A new cookie subscription service that delivers fresh handmade treats is on the rise on Bainbridge Island—and it’s environmentally conscious.
Cookie Cafe, a small-batch bakery creating artisan made-from-scratch cookies and pretzels, is the business idea of husband-and-wife bakers Valerie and Evan Cummins. The two Bainbridge High School graduates from the class of 2019 have a passion for making “wholesome, organic bakes with high-quality, premium ingredients.”
They offer a variety of cookie flavors and pretzels that are delivered twice a month on the day of baking to ensure their freshness.
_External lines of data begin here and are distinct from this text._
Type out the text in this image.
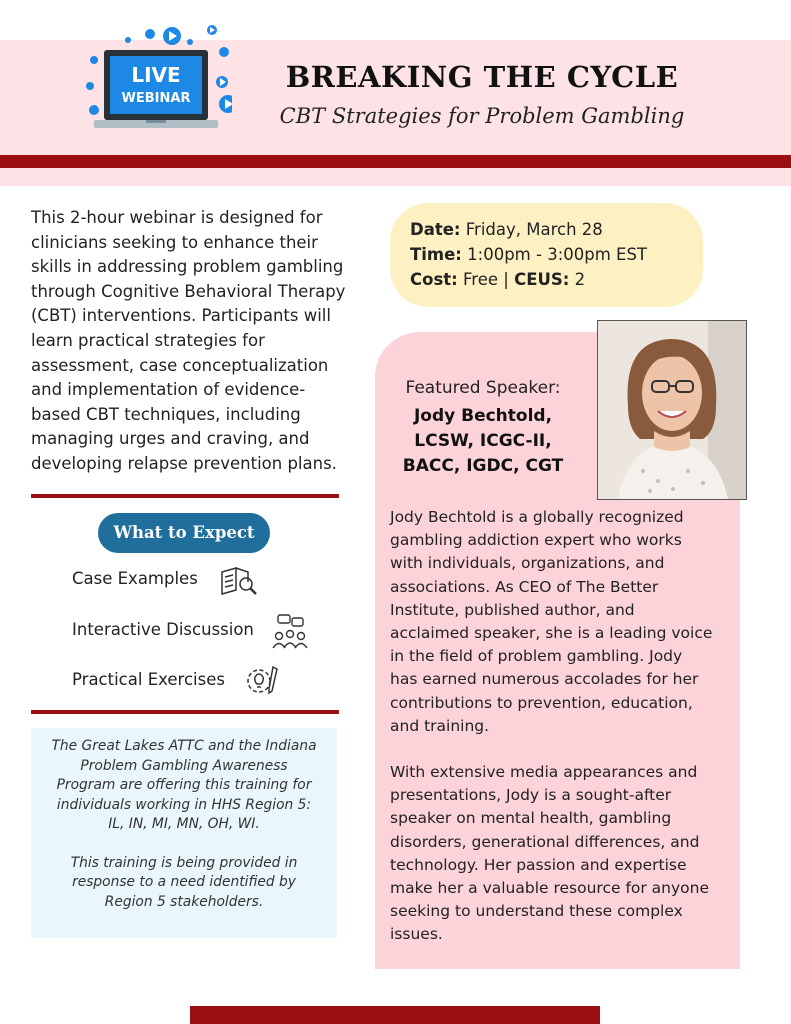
LIVE
WEBINAR
BREAKING THE CYCLE
CBT Strategies for Problem Gambling
This 2-hour webinar is designed for
clinicians seeking to enhance their
skills in addressing problem gambling
through Cognitive Behavioral Therapy
(CBT) interventions. Participants will
learn practical strategies for
assessment, case conceptualization
and implementation of evidence-
based CBT techniques, including
managing urges and craving, and
developing relapse prevention plans.
What to Expect
Case Examples
Interactive Discussion
Practical Exercises

The Great Lakes ATTC and the Indiana
Problem Gambling Awareness
Program are offering this training for
individuals working in HHS Region 5:
IL, IN, MI, MN, OH, WI.

This training is being provided in
response to a need identified by
Region 5 stakeholders.

Date: Friday, March 28
Time: 1:00pm - 3:00pm EST
Cost: Free | CEUS: 2
Featured Speaker:
Jody Bechtold,
LCSW, ICGC-II,
BACC, IGDC, CGT
Jody Bechtold is a globally recognized
gambling addiction expert who works
with individuals, organizations, and
associations. As CEO of The Better
Institute, published author, and
acclaimed speaker, she is a leading voice
in the field of problem gambling. Jody
has earned numerous accolades for her
contributions to prevention, education,
and training.
With extensive media appearances and
presentations, Jody is a sought-after
speaker on mental health, gambling
disorders, generational differences, and
technology. Her passion and expertise
make her a valuable resource for anyone
seeking to understand these complex
issues.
Orders are placed online and vary depending on selections and amounts of baked goods ordered.
Cummins has always loved baking and fondly remembers doing it with her oldest sister Emily when they grew up in Juneau, Alaska. “I knew after I graduated from BHS that I wanted to be a baker.”
The couple was inspired to start their business because they saw a lack of local high-quality baked goods that were fresh and organic.
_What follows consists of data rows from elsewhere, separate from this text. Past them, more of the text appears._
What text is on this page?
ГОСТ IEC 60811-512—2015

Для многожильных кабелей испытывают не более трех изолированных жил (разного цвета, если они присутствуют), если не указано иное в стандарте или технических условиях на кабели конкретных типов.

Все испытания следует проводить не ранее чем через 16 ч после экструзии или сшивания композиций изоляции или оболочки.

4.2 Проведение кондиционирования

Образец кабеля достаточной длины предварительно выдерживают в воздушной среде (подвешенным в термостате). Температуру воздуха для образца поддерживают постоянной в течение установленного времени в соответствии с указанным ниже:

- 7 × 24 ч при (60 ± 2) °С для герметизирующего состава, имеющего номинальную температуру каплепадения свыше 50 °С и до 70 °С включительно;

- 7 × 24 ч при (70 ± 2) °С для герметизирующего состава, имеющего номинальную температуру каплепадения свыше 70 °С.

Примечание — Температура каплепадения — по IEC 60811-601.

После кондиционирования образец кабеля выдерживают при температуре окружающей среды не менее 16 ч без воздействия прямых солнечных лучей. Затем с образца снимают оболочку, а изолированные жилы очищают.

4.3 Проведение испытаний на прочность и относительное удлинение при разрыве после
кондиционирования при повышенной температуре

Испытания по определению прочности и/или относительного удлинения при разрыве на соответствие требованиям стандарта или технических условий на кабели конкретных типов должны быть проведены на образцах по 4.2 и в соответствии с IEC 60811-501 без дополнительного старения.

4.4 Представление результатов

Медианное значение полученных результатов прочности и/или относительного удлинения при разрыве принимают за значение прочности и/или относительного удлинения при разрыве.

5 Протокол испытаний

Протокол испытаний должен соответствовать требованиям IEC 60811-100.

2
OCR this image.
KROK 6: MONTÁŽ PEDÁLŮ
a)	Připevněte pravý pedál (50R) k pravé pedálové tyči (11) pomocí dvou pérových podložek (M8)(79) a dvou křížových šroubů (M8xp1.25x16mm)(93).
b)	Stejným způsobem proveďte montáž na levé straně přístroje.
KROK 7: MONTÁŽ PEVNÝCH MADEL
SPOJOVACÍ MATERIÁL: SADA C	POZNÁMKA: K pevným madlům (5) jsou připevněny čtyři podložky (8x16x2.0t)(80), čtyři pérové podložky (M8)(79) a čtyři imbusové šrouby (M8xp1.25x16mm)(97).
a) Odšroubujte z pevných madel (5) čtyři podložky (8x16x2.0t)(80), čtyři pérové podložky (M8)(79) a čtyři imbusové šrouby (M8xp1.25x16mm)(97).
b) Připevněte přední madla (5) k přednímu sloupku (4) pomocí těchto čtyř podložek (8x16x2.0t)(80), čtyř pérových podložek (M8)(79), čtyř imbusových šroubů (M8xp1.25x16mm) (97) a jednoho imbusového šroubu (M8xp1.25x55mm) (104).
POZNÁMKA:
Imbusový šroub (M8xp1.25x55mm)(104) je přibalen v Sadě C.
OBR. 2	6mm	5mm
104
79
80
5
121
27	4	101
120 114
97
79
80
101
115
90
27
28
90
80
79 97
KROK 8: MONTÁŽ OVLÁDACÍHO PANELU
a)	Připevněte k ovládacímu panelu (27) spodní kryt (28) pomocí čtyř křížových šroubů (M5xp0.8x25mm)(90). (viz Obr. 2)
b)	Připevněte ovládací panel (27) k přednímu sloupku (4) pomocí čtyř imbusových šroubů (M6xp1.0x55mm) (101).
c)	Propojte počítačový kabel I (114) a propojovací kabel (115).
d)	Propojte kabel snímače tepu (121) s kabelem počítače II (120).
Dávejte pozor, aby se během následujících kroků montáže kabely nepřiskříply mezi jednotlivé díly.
“It’s difficult to find a tasty cookie free from inflammatory oils, chemical additives, artificial dyes, soy byproducts, GMO’s and preservatives. At Cookie Cafe, our cookies are free of all these and made fresh with organic and classical ingredients only, and full of love,” Cummins said.
Another reason the duo turned to baking is because they are eschewing mono-cropped, GMO wheat flour. They aim to set the standard for sustainable baking with the well-being of people and the planet in mind. They are also concerned with the impact that modern agriculture practices have on native rabbits.
“Their burrows are churned up and their habitat destroyed by the massive agricultural machines in use today. This churning of the soil and constant mono-cropping wreaks havoc on soil health and is a danger for future food production, as well as not being economically sustainable for farmers who make very small margins off of GMO wheat,” Cummins said.
The couple has four rabbits running in their home, and the company logo features their pet, Jay, a Holland Lop rabbit known for big floppy ears.
Though they don’t have a commercial bakery, their products are made at various commercial kitchens on BI and are operating as a “ghost bakery” at the moment. They bake more than 20 batches per month, with most of their sales at private and public events such as BI Museum of Art’s recent 10th-anniversary party and for a Halloween frightening film night at the Lynwood Theatre.
Cookie Cafe is focused exclusively on BI, but could expand later. “I’d like to plant strong roots in the community I grew up in before considering spreading out further,” said Cummins, who wants to ensure that everything they sell is the best. “We personally inspect and taste the goods we’re putting out. In this early stage of Cookie Cafe, I believe it’s important to specialize and to provide limited amounts of perfection as opposed to loads of good or OK things.”
As a result, “We can guarantee that you’ll feel and taste the difference switching away from store-bought, production-line cookies. We even make it easy by delivering it to one’s door.”